Aziel menarik satu sudut bibirnya. Dan kembali merebahkan tubuhnya. Karena tidak ada jawaban, Aeera mengangkat kepalanya.


“Tuan. tolog jangan adukan saya pada mama.” Aeera memelas.


“Hemm.” Jawaban Aziel dengan suara beratnya.


Astaga, aku bisa terpesona hanya mendengan suaranya saja.


Aeera kembali melanjutkan aktivitasnya untuk membersihkan diri, dan melanjutkan makan malam. Ia menikmati makanan seorang diri.


“Nona. Tuan Aziel tidak ikut makan malam?” Tanya salah satu pelayan.


“Apa tuan Aziel belum makan?”


“Belum nona. Tadi tuan pulang langsung mencari nona dan kembali ke kamar, sejak itu tuan tidak turun lagi.”


“Tuan mencari saya?”


“Iya nona.”


“Ya sudah.
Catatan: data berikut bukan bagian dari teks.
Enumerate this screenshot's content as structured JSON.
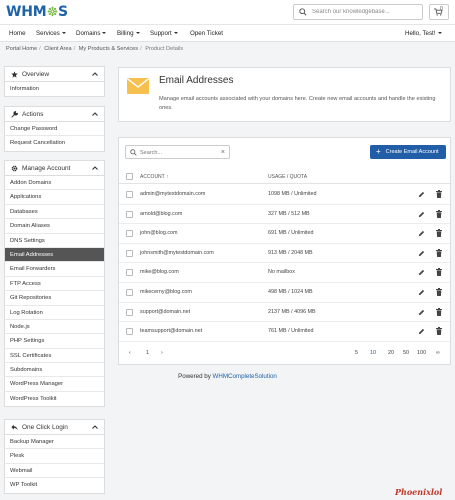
{
  "brand": {
    "logo_text": "WHM",
    "logo_cog": "☸",
    "logo_tail": "S"
  },
  "search": {
    "placeholder": "Search our knowledgebase..."
  },
  "cart": {
    "count": "0"
  },
  "nav": {
    "items": [
      "Home",
      "Services",
      "Domains",
      "Billing",
      "Support",
      "Open Ticket"
    ],
    "user": "Hello, Test!"
  },
  "breadcrumb": [
    "Portal Home",
    "Client Area",
    "My Products & Services",
    "Product Details"
  ],
  "sidebar": {
    "overview": {
      "title": "Overview",
      "items": [
        "Information"
      ]
    },
    "actions": {
      "title": "Actions",
      "items": [
        "Change Password",
        "Request Cancellation"
      ]
    },
    "manage": {
      "title": "Manage Account",
      "items": [
        "Addon Domains",
        "Applications",
        "Databases",
        "Domain Aliases",
        "DNS Settings",
        "Email Addresses",
        "Email Forwarders",
        "FTP Access",
        "Git Repositories",
        "Log Rotation",
        "Node.js",
        "PHP Settings",
        "SSL Certificates",
        "Subdomains",
        "WordPress Manager",
        "WordPress Toolkit"
      ],
      "active": "Email Addresses"
    },
    "oneclick": {
      "title": "One Click Login",
      "items": [
        "Backup Manager",
        "Plesk",
        "Webmail",
        "WP Toolkit"
      ]
    }
  },
  "page": {
    "title": "Email Addresses",
    "description": "Manage email accounts associated with your domains here. Create new email accounts and handle the existing ones."
  },
  "table": {
    "search_placeholder": "Search...",
    "create_label": "Create Email Account",
    "col_account": "ACCOUNT",
    "col_usage": "USAGE / QUOTA",
    "rows": [
      {
        "account": "admin@mytestdomain.com",
        "usage": "1098 MB / Unlimited"
      },
      {
        "account": "arnold@blog.com",
        "usage": "327 MB / 512 MB"
      },
      {
        "account": "john@blog.com",
        "usage": "691 MB / Unlimited"
      },
      {
        "account": "johnsmith@mytestdomain.com",
        "usage": "913 MB / 2048 MB"
      },
      {
        "account": "mike@blog.com",
        "usage": "No mailbox"
      },
      {
        "account": "mikecerny@blog.com",
        "usage": "498 MB / 1024 MB"
      },
      {
        "account": "support@domain.net",
        "usage": "2137 MB / 4096 MB"
      },
      {
        "account": "teamsupport@domain.net",
        "usage": "761 MB / Unlimited"
      }
    ],
    "pager": {
      "prev": "‹",
      "page": "1",
      "next": "›",
      "sizes": [
        "5",
        "10",
        "20",
        "50",
        "100",
        "∞"
      ],
      "current_size": "10"
    }
  },
  "footer": {
    "powered_by": "Powered by",
    "powered_link": "WHMCompleteSolution"
  },
  "watermark": "Phoenixlol",
  "colors": {
    "accent": "#225ea8",
    "logo_blue": "#1e63a8",
    "logo_green": "#6fb63b",
    "active_item": "#555555"
  }
}
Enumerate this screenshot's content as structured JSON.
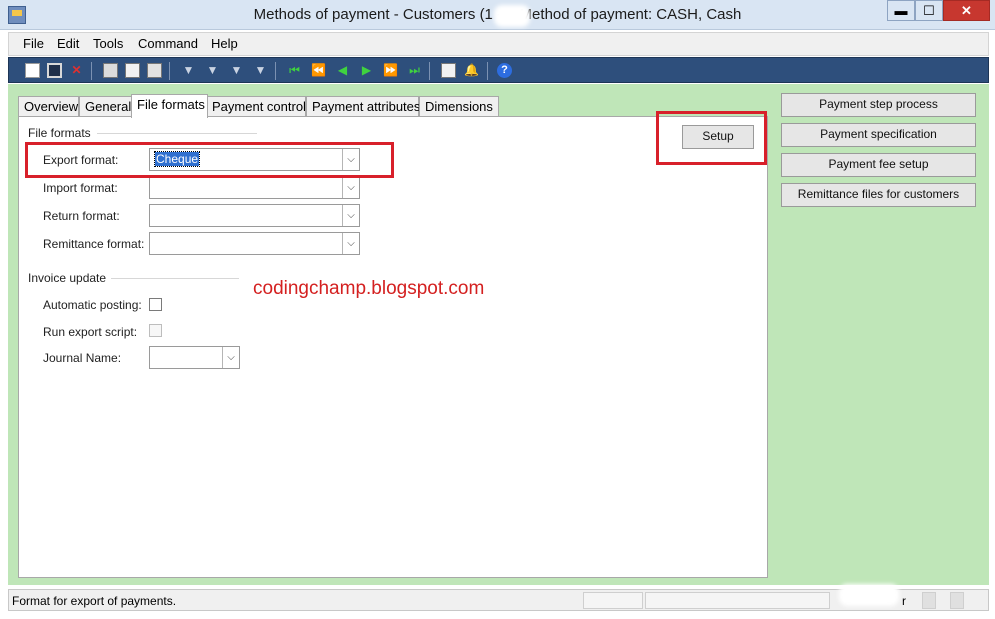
{
  "window": {
    "title": "Methods of payment - Customers (1 -  ‎ - Method of payment: CASH, Cash",
    "min_label": "▬",
    "max_label": "☐",
    "close_label": "✕"
  },
  "menu": [
    "File",
    "Edit",
    "Tools",
    "Command",
    "Help"
  ],
  "toolbar": {
    "icons": [
      "new-icon",
      "save-icon",
      "delete-icon",
      "print-icon",
      "print-preview-icon",
      "export-icon",
      "filter-by-selection-icon",
      "advanced-filter-icon",
      "filter-by-grid-icon",
      "remove-filter-icon",
      "first-record-icon",
      "previous-page-icon",
      "previous-record-icon",
      "next-record-icon",
      "next-page-icon",
      "last-record-icon",
      "attachments-icon",
      "alert-icon",
      "help-icon"
    ]
  },
  "tabs": [
    "Overview",
    "General",
    "File formats",
    "Payment control",
    "Payment attributes",
    "Dimensions"
  ],
  "active_tab": "File formats",
  "file_formats": {
    "group_label": "File formats",
    "fields": [
      {
        "label": "Export format:",
        "value": "Cheque"
      },
      {
        "label": "Import format:",
        "value": ""
      },
      {
        "label": "Return format:",
        "value": ""
      },
      {
        "label": "Remittance format:",
        "value": ""
      }
    ]
  },
  "invoice_update": {
    "group_label": "Invoice update",
    "automatic_posting_label": "Automatic posting:",
    "run_export_script_label": "Run export script:",
    "journal_name_label": "Journal Name:",
    "journal_name_value": ""
  },
  "setup_button": "Setup",
  "watermark": "codingchamp.blogspot.com",
  "side_buttons": [
    "Payment step process",
    "Payment specification",
    "Payment fee setup",
    "Remittance files for customers"
  ],
  "status": {
    "text": "Format for export of payments.",
    "right_text": "r"
  },
  "colors": {
    "form_background": "#bfe6b8",
    "toolbar": "#2e4f7c",
    "highlight_box": "#d8202a",
    "watermark": "#d42020"
  }
}
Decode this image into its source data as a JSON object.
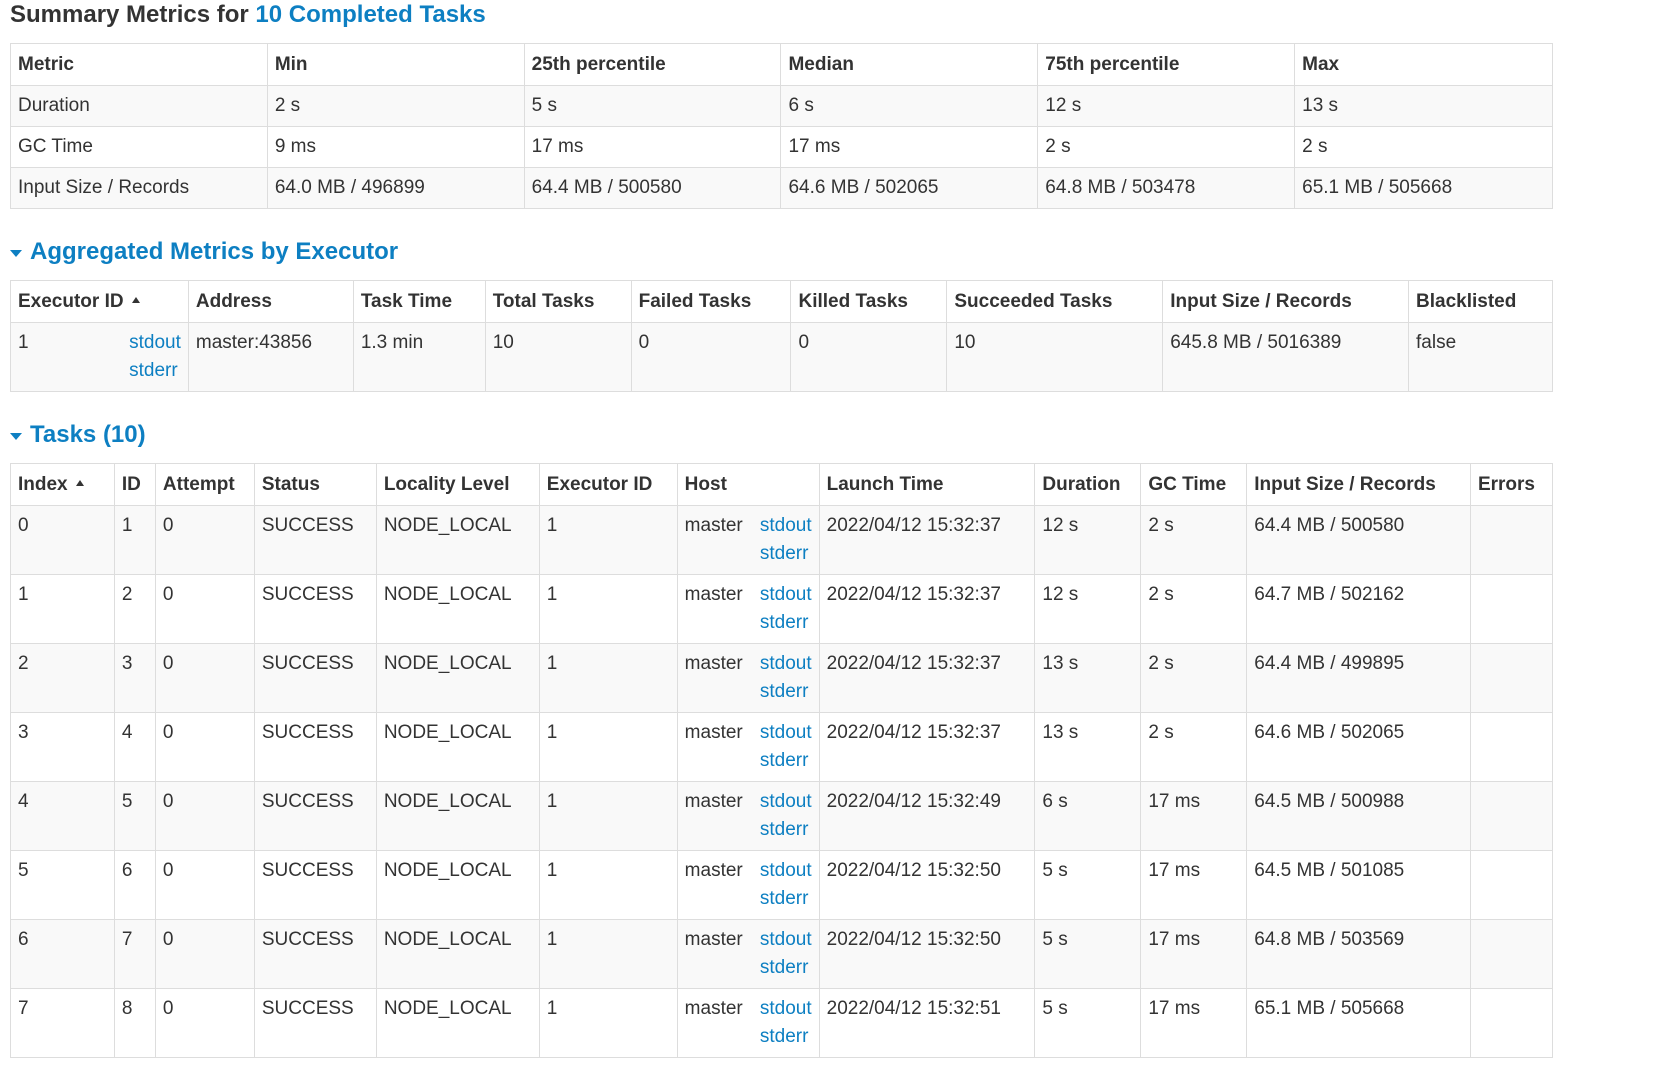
{
  "summary": {
    "title_prefix": "Summary Metrics for ",
    "title_link": "10 Completed Tasks",
    "headers": [
      "Metric",
      "Min",
      "25th percentile",
      "Median",
      "75th percentile",
      "Max"
    ],
    "rows": [
      [
        "Duration",
        "2 s",
        "5 s",
        "6 s",
        "12 s",
        "13 s"
      ],
      [
        "GC Time",
        "9 ms",
        "17 ms",
        "17 ms",
        "2 s",
        "2 s"
      ],
      [
        "Input Size / Records",
        "64.0 MB / 496899",
        "64.4 MB / 500580",
        "64.6 MB / 502065",
        "64.8 MB / 503478",
        "65.1 MB / 505668"
      ]
    ]
  },
  "aggregated": {
    "title": "Aggregated Metrics by Executor",
    "headers": [
      "Executor ID",
      "Address",
      "Task Time",
      "Total Tasks",
      "Failed Tasks",
      "Killed Tasks",
      "Succeeded Tasks",
      "Input Size / Records",
      "Blacklisted"
    ],
    "row": {
      "executor_id": "1",
      "stdout": "stdout",
      "stderr": "stderr",
      "address": "master:43856",
      "task_time": "1.3 min",
      "total_tasks": "10",
      "failed_tasks": "0",
      "killed_tasks": "0",
      "succeeded_tasks": "10",
      "input": "645.8 MB / 5016389",
      "blacklisted": "false"
    }
  },
  "tasks": {
    "title": "Tasks (10)",
    "headers": [
      "Index",
      "ID",
      "Attempt",
      "Status",
      "Locality Level",
      "Executor ID",
      "Host",
      "Launch Time",
      "Duration",
      "GC Time",
      "Input Size / Records",
      "Errors"
    ],
    "stdout": "stdout",
    "stderr": "stderr",
    "rows": [
      {
        "index": "0",
        "id": "1",
        "attempt": "0",
        "status": "SUCCESS",
        "locality": "NODE_LOCAL",
        "executor": "1",
        "host": "master",
        "launch": "2022/04/12 15:32:37",
        "duration": "12 s",
        "gc": "2 s",
        "input": "64.4 MB / 500580",
        "errors": ""
      },
      {
        "index": "1",
        "id": "2",
        "attempt": "0",
        "status": "SUCCESS",
        "locality": "NODE_LOCAL",
        "executor": "1",
        "host": "master",
        "launch": "2022/04/12 15:32:37",
        "duration": "12 s",
        "gc": "2 s",
        "input": "64.7 MB / 502162",
        "errors": ""
      },
      {
        "index": "2",
        "id": "3",
        "attempt": "0",
        "status": "SUCCESS",
        "locality": "NODE_LOCAL",
        "executor": "1",
        "host": "master",
        "launch": "2022/04/12 15:32:37",
        "duration": "13 s",
        "gc": "2 s",
        "input": "64.4 MB / 499895",
        "errors": ""
      },
      {
        "index": "3",
        "id": "4",
        "attempt": "0",
        "status": "SUCCESS",
        "locality": "NODE_LOCAL",
        "executor": "1",
        "host": "master",
        "launch": "2022/04/12 15:32:37",
        "duration": "13 s",
        "gc": "2 s",
        "input": "64.6 MB / 502065",
        "errors": ""
      },
      {
        "index": "4",
        "id": "5",
        "attempt": "0",
        "status": "SUCCESS",
        "locality": "NODE_LOCAL",
        "executor": "1",
        "host": "master",
        "launch": "2022/04/12 15:32:49",
        "duration": "6 s",
        "gc": "17 ms",
        "input": "64.5 MB / 500988",
        "errors": ""
      },
      {
        "index": "5",
        "id": "6",
        "attempt": "0",
        "status": "SUCCESS",
        "locality": "NODE_LOCAL",
        "executor": "1",
        "host": "master",
        "launch": "2022/04/12 15:32:50",
        "duration": "5 s",
        "gc": "17 ms",
        "input": "64.5 MB / 501085",
        "errors": ""
      },
      {
        "index": "6",
        "id": "7",
        "attempt": "0",
        "status": "SUCCESS",
        "locality": "NODE_LOCAL",
        "executor": "1",
        "host": "master",
        "launch": "2022/04/12 15:32:50",
        "duration": "5 s",
        "gc": "17 ms",
        "input": "64.8 MB / 503569",
        "errors": ""
      },
      {
        "index": "7",
        "id": "8",
        "attempt": "0",
        "status": "SUCCESS",
        "locality": "NODE_LOCAL",
        "executor": "1",
        "host": "master",
        "launch": "2022/04/12 15:32:51",
        "duration": "5 s",
        "gc": "17 ms",
        "input": "65.1 MB / 505668",
        "errors": ""
      }
    ]
  },
  "colors": {
    "link": "#0d7fc2",
    "text": "#333333",
    "border": "#dddddd",
    "stripe": "#f9f9f9"
  }
}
Nanti saya bawakan makanan saja ke kamar.”


Setelah menghabiskan makanannya Aeera kembali ke kamar membawa nampan berisikan makanan untuk Aziel.


Apa aku harus membangunkan macan yang sedang tidur hanya untuk memberinya makan. Perlahan Aeera menyentuk lengan suaminya.
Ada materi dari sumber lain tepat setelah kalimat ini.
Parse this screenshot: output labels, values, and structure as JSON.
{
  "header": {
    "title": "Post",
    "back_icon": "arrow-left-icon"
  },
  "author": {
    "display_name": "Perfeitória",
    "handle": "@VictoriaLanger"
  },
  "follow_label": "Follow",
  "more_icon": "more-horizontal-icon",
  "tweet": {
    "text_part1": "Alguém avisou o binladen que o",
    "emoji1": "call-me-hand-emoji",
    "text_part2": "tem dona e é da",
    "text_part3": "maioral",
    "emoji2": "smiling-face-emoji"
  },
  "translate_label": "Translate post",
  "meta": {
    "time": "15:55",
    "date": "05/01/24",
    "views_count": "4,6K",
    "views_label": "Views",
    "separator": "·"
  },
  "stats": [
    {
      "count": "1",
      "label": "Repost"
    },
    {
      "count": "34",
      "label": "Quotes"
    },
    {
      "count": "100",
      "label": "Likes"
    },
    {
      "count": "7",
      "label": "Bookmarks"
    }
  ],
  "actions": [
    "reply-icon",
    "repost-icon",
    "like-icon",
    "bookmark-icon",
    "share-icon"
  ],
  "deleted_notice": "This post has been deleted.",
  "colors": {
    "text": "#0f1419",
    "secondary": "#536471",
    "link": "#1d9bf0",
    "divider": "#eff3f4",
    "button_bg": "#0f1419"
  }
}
“Tuan, ini saya bawakan makan malam.”


Tidak ada jawaban dari Aziel. Dia bahkan sama sekali tidak bergetak.


“Tuan.” Aeera sedikit mengguncangkan tubuh suaminya.


“Jangan pernah mengangguku saat aku sedang tidur!” Aziel menepis tangan Aeera dan meninggikan suaranya.


“Maaf tuan. Tapi tuan Aziel belum makan.”


“Aku tidak lapar. Pergi dari sini.”


Aeera hanya meletakkan nasi milik Aziel di meja samping tempat tidur. Lalu ia pergi untuk tidur di kamar tamu.


Kenapa emosi tuan Aziel selalu berubah-ubah. Kenapa dia membuatku jatuh cinta, lalu dengan sekekap menyakitiku kembali.


Senyum cerah Aeera hilang dari wajahnya.